The above is only a preferred embodiment of the present invention, and it should be noted that it should be understood by those skilled in the art that several improvements and modifications can be made without departing from the technical principle of the present invention, and these improvements and modifications should also be considered as the protection scope of the present invention.

Claims

1. A nonaqueous electrolytic solution characterized in that the nonaqueous electrolytic solution has an oxidation potential of 4.2 to 5.2V (vs. Li/li+), and a reduction potential of-0.2 to 0.3V (vs. Li/li+);

the nonaqueous electrolyte comprises the following components in parts by weight:

10-20 parts of electrolyte lithium salt;

0.1-2 parts of tetravinylsilane;

1-5 parts of 2-propynyl methyl carbonate;

0.5-10 parts of fluoroethylene carbonate;

60-90 parts of a nonaqueous solvent;

1-5 parts of ionic liquid containing guanidine cations.

2. The nonaqueous electrolytic solution according to claim 1, wherein: the electrolyte lithium salt is selected from one or more of lithium hexafluorophosphate, lithium difluorosulfimide, lithium tetrafluoroborate and lithium perchlorate.

3. The nonaqueous electrolytic solution according to claim 1, wherein: the non-aqueous solvent is selected from fluorinated non-cyclic carboxylic esters and/or fluorinated non-cyclic carbonates.

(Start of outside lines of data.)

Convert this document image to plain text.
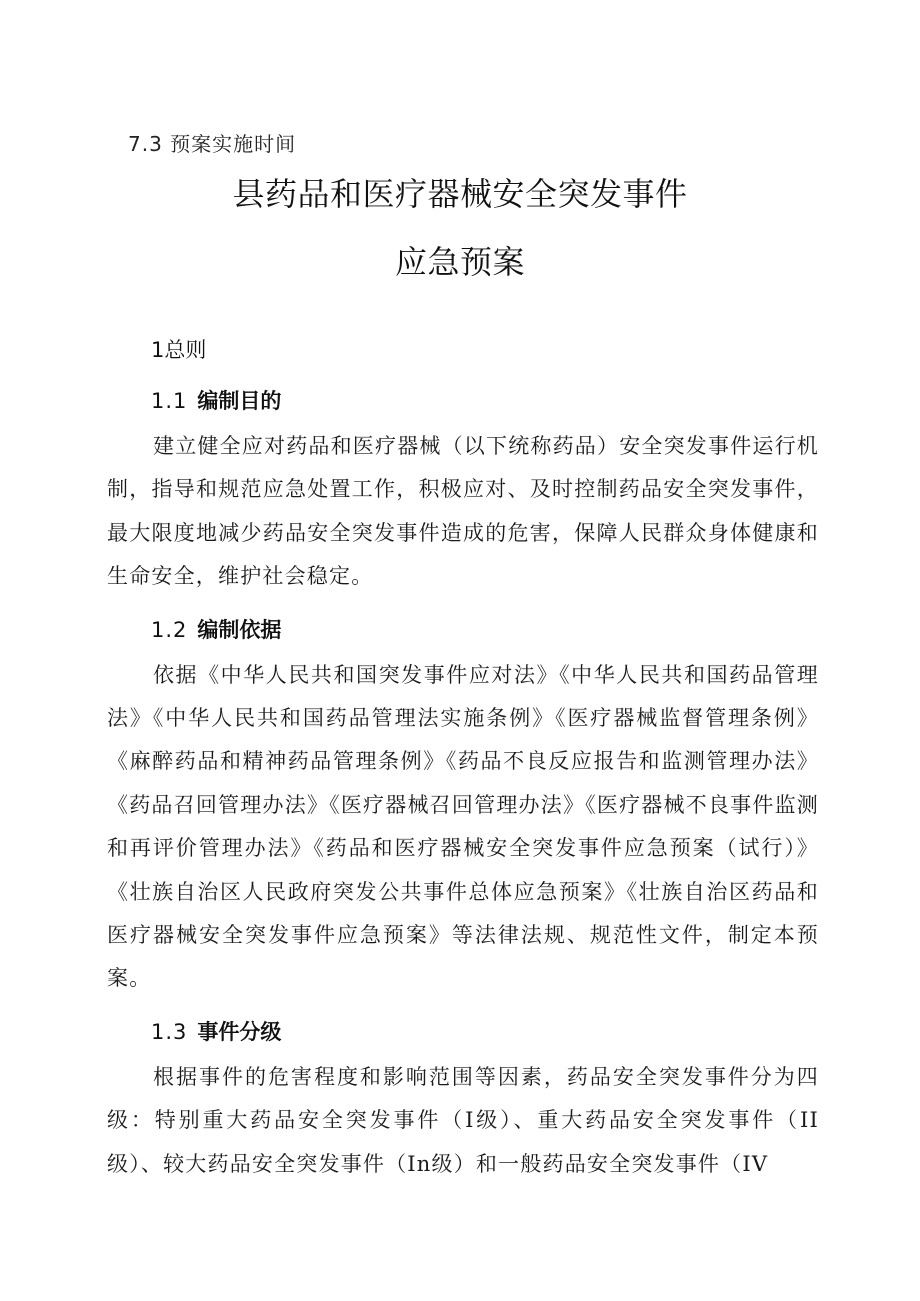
7.3 预案实施时间
县药品和医疗器械安全突发事件
应急预案
1总则
1.1 编制目的
建立健全应对药品和医疗器械（以下统称药品）安全突发事件运行机制，指导和规范应急处置工作，积极应对、及时控制药品安全突发事件，最大限度地减少药品安全突发事件造成的危害，保障人民群众身体健康和生命安全，维护社会稳定。
1.2 编制依据
依据《中华人民共和国突发事件应对法》《中华人民共和国药品管理法》《中华人民共和国药品管理法实施条例》《医疗器械监督管理条例》《麻醉药品和精神药品管理条例》《药品不良反应报告和监测管理办法》《药品召回管理办法》《医疗器械召回管理办法》《医疗器械不良事件监测和再评价管理办法》《药品和医疗器械安全突发事件应急预案（试行）》《壮族自治区人民政府突发公共事件总体应急预案》《壮族自治区药品和医疗器械安全突发事件应急预案》等法律法规、规范性文件，制定本预案。
1.3 事件分级
根据事件的危害程度和影响范围等因素，药品安全突发事件分为四级：特别重大药品安全突发事件（I级）、重大药品安全突发事件（II级）、较大药品安全突发事件（In级）和一般药品安全突发事件（IV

4. The nonaqueous electrolytic solution according to claim 3, wherein: the fluorinated acyclic carboxylic acid ester is selected from trifluoromethyl-containing acyclic carboxylic acid esters, and the trifluoromethyl-containing acyclic carboxylic acid ester comprises one or more of H-COO-CH2CF3, CH3CH2-COO-CH2CF3 and CH3CH2CH2-COO-CH2CF 3; the fluorinated acyclic carbonate is selected from trifluoromethyl-containing acyclic carbonates selected from CH3-OCOO-CH2CF3 and/or CF3CH2-OCOOCH2CH3.

5. The nonaqueous electrolytic solution according to claim 1, wherein: the electrolyte also comprises a cyclic sulfite compound; the cyclic sulfite compound is selected from one or more of ethylene sulfite, propylene sulfite and butylene sulfite.

6. The nonaqueous electrolytic solution according to claim 1, wherein: the ionic liquid containing guanidine cations is selected from one or more of guanidine hydrochloride, guanidine carbonate, tetramethyl guanidine lactate, tetramethyl guanidine hydrochloride and tetramethyl guanidine trifluoromethane sulfonate.

7. A lithium ion battery, characterized in that: comprises a positive electrode containing a positive electrode active material, a negative electrode containing a negative electrode active material, a separator arranged between the positive electrode and the negative electrode, and an electrolyte; the electrolyte comprising the nonaqueous electrolyte according to any one of claims 1 to 6.